On sait depuis Isaac Getz et Jurgen Appelo que le bien-être au travail n’est pas qu’un effet marketing. Les perspectives de ce qu’on appelle aujourd’hui le » Happiness » sont puissantes pour les organisations en quête de sens : hausse de productivité et de qualité, capacités d’innovation plus fortes, engagement et fidélité accrus… Charge alors au management de faciliter les bonnes conditions de cette expérience. Or les outils de cet engagement s’opèrent d’abord en présentiel. Workshops managériaux, jeux d’innovation, conduite agile de projets : le travail peut certes devenir une expérience individuelle et collective mais d’abord dans la même pièce.
Le besoin accru de collaboration se heurte ainsi à une difficulté croissante : développement du télétravail, entreprises disséminées sur plusieurs territoires, prix du mètre carré rédhibitoire. En réalité, tout pousse à la virtualisation du travail. C’est là qu’intervient la XR.
Avec la XR, on garde la possibilité d’une expérience immersive ou semi-immersive, qui se perd dès lors qu’on travaille les yeux rivés sur un écran, en présentiel ou non. Combien de réunions se déroulent avec des participants physiquement présents mais intellectuellement ailleurs, occupés à rédiger des mails ou gérer des urgences ? Avec la XR, on obtient l’opposé : des participants physiquement absents mais intellectuellement engagés. Ce faisant, on fait disparaître le principal écueil au fonctionnement en agile.

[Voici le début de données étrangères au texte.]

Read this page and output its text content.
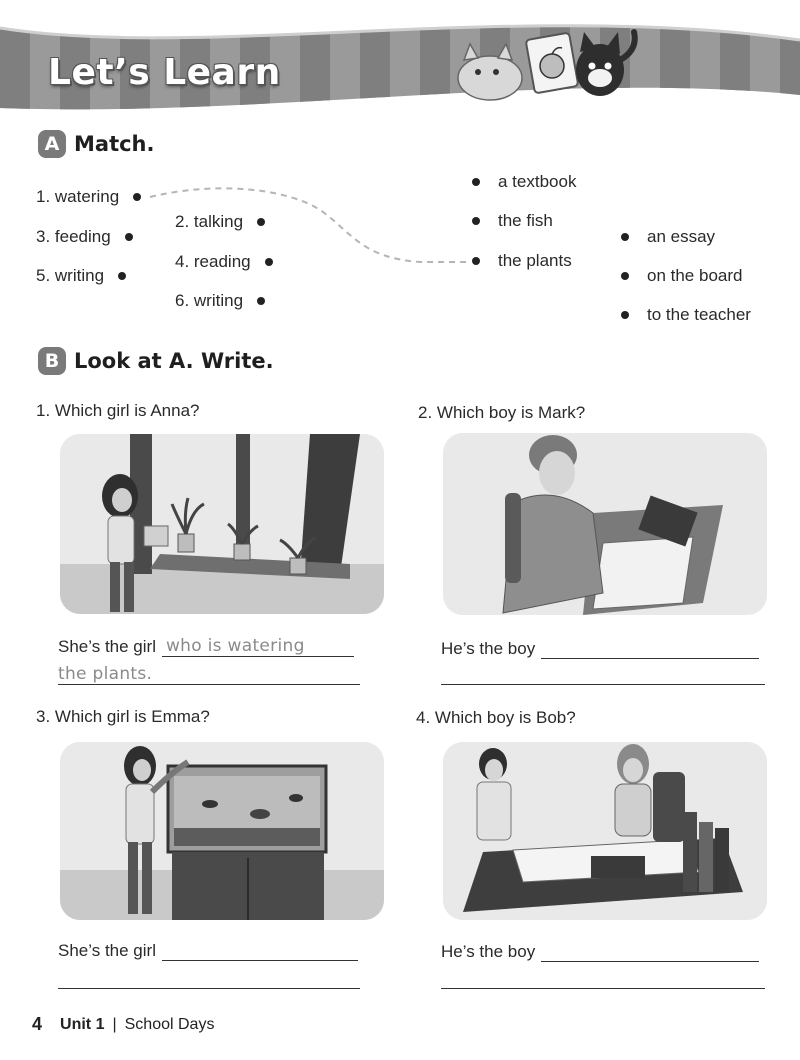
Let’s Learn
A Match.
1. watering
3. feeding
5. writing
2. talking
4. reading
6. writing
a textbook
the fish
the plants
an essay
on the board
to the teacher
B Look at A. Write.
1. Which girl is Anna?
She’s the girl who is watering
the plants.
2. Which boy is Mark?
He’s the boy
3. Which girl is Emma?
She’s the girl
4. Which boy is Bob?
He’s the boy
4 Unit 1 | School Days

L’agile prônant par ailleurs la transparence, on détient avec la XR les moyens de pousser plus loin la transformation culturelle de nos organisations : une entreprise où on peut créer et recréer à la demande des environnements collaboratifs et informationnels virtuels. L’opportunité est belle de pousser les managers à accompagner ce changement et de sortir de leur rôle de défenseur pour aller de l’avant.